Infectious hypodermal and hematopoietic necrosis virus (IHHNV) is widespread in cultured Penaeus monodon and P. vannamei in Thailand. It causes runt-deformity syndrome that is characterized by physical abnormalities and stunted growth in P. vannamei, but causes no apparent disease in P. monodon. In both species, the virus may produce Cowdry Type A inclusions in tissues of ectodermal and mesodermal origin, but these are common in P. vannamei and rare in P. monodon. The virus can be more easily detected in both species by IHHNV-specific PCR primers. By in situ hybridization (ISH) using specific IHHNV probes, fixed phagocytes associated with myocardial cells tended to show strong positive reactions in both shrimp species. Ovarian and neural tissue (neurons in the nerve ganglia and glial cells in the nerve cord) were ISH positive for IHHNV only in P. vannamei. By transmission electron microscopy, necrotic cells were found in the gills of IHHNV-infected P. vannamei, while paracrystalline arrays of virions and apoptotic cells rather than necrotic cells were found in the lymphoid organ of IHHNV-infected P. monodon. Thus, it is possible that apoptosis in P. monodon contributes to the absence of clinical disease from IHHNV. These findings reveal different responses to IHHNV infection by the 2 shrimp species. A curious feature of IHHNV infection in P. monodon was inconsistency in the comparative viral load amongst tissues of different specimens, as detected by both ISH and real-time PCR. This inconsistency in apparent tissue preference and the reasons for different cellular responses between the 2 shrimp species remain unexplained.     

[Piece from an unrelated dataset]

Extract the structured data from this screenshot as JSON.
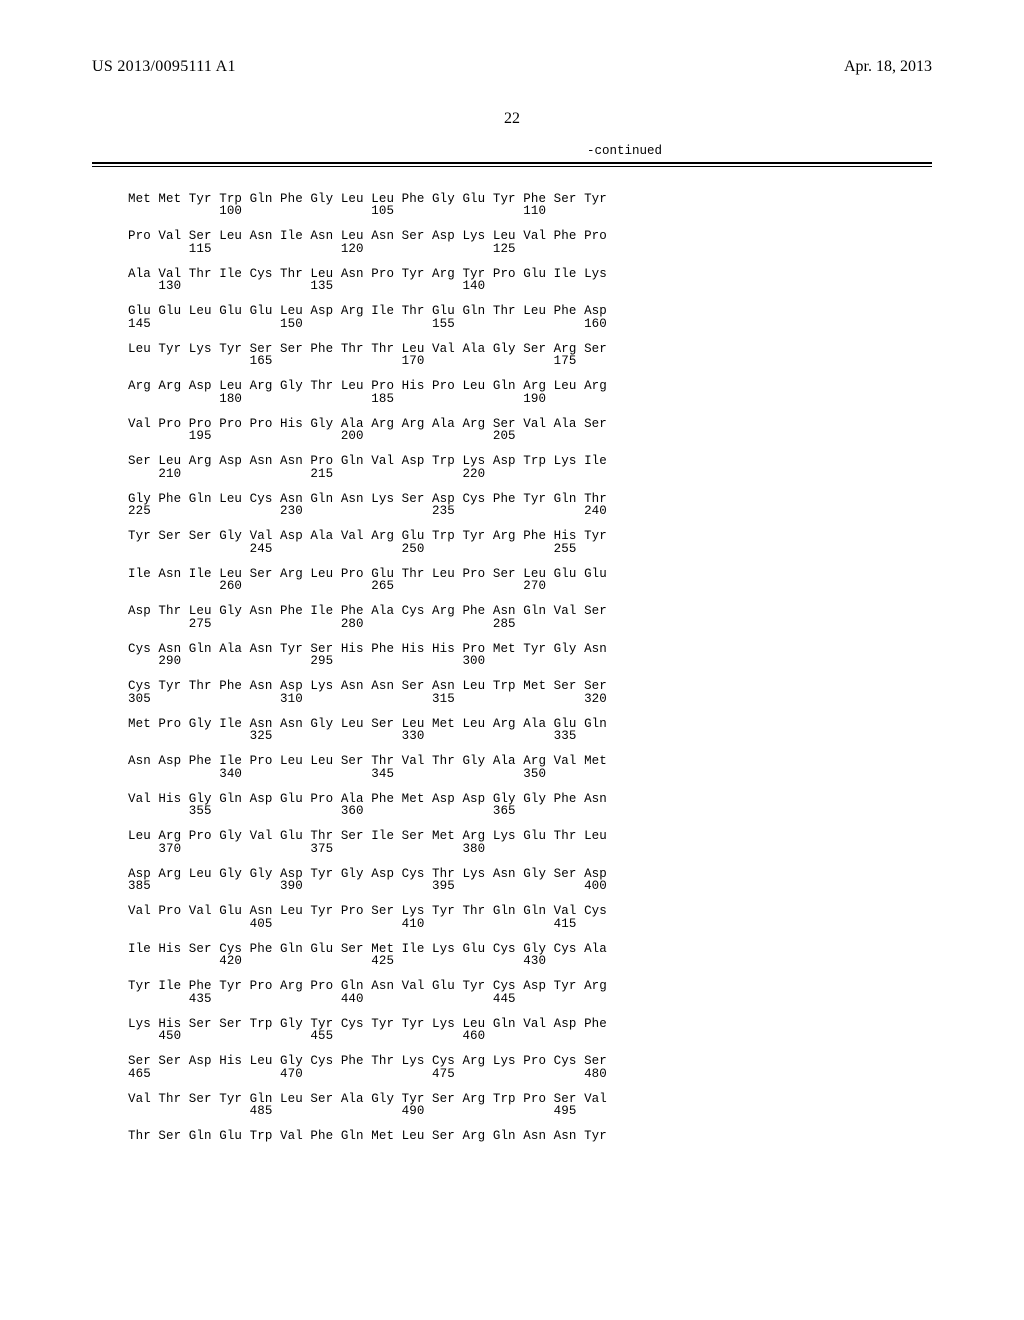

Detection and quantification of infectious hypodermal and hematopoietic necrosis virus in penaeid shrimp by real-time PCR

A real-time PCR method using a fluorogenic 5' nuclease assay and a PE Applied Biosystems GeneAmp 5700 sequence detector was developed to detect infectious hypodermal and hematopoietic necrosis virus (IHHNV) in penaeid shrimp. A pair of PCR primers to amplify an 81 bp DNA fragment and a fluorogenic probe (TaqMan probe) were selected from ORF1 (open reading frame 1) of the IHHNV genome. The primers and TaqMan probe used in this assay were shown to be specific for IHHNV and did not react with either hepatopancreatic parvovirus (HPV), white-spot syndrome virus (WSSV), or shrimp DNA. A plasmid, pIHHNV-P4, containing the target IHHNV sequence was constructed and used as a positive control. The concentration of pIHHNV-P4 was determined through spectrophotometric analysis and the plasmid was used for quantitative studies. This real-time PCR assay had a detection limit of 10 copies and a log-linear range up to 5 x 10(7) copies of IHHNV DNA. The assay was then used to quantify IHHNV in infected shrimp collected from 5 locations: Hawaii, Panama, Mexico, Guam, and the Philippines. The quantitative analysis showed that wild-caught, large juvenile Penaeus stylirostris collected from the Gulf of California (Mexico) in 1996 were naturally infected with IHHNV and contained up to 10(9) copies of IHHNV microg(-1) of DNA. Similar quantities of IHHNV were detected in hatchery-raised, small juvenile P. stylirostris collected from Guam in 1995 and in farm-raised, post-larval P. monodon from the Philippines in 1996. Laboratory-infected P. stylirostris contained approximately 10(8) copies of IHHNV 31 d after being fed with IHHNV-infected shrimp tissue. In contrast, individuals of Super Shrimp, a line of P. stylirostris selected for IHHNV resistance, showed no signs of infection 32 d after ingesting IHHNV-infected shrimp tissue. Laboratory-infected P. vannamei also contained approximately 10(8) copies of IHHNV 30 d after being fed infected shrimp tissue. A time-course study of IHHNV replication in juvenile P. vannamei showed that the doubling time in the exponential growth phase was approximately 22 h.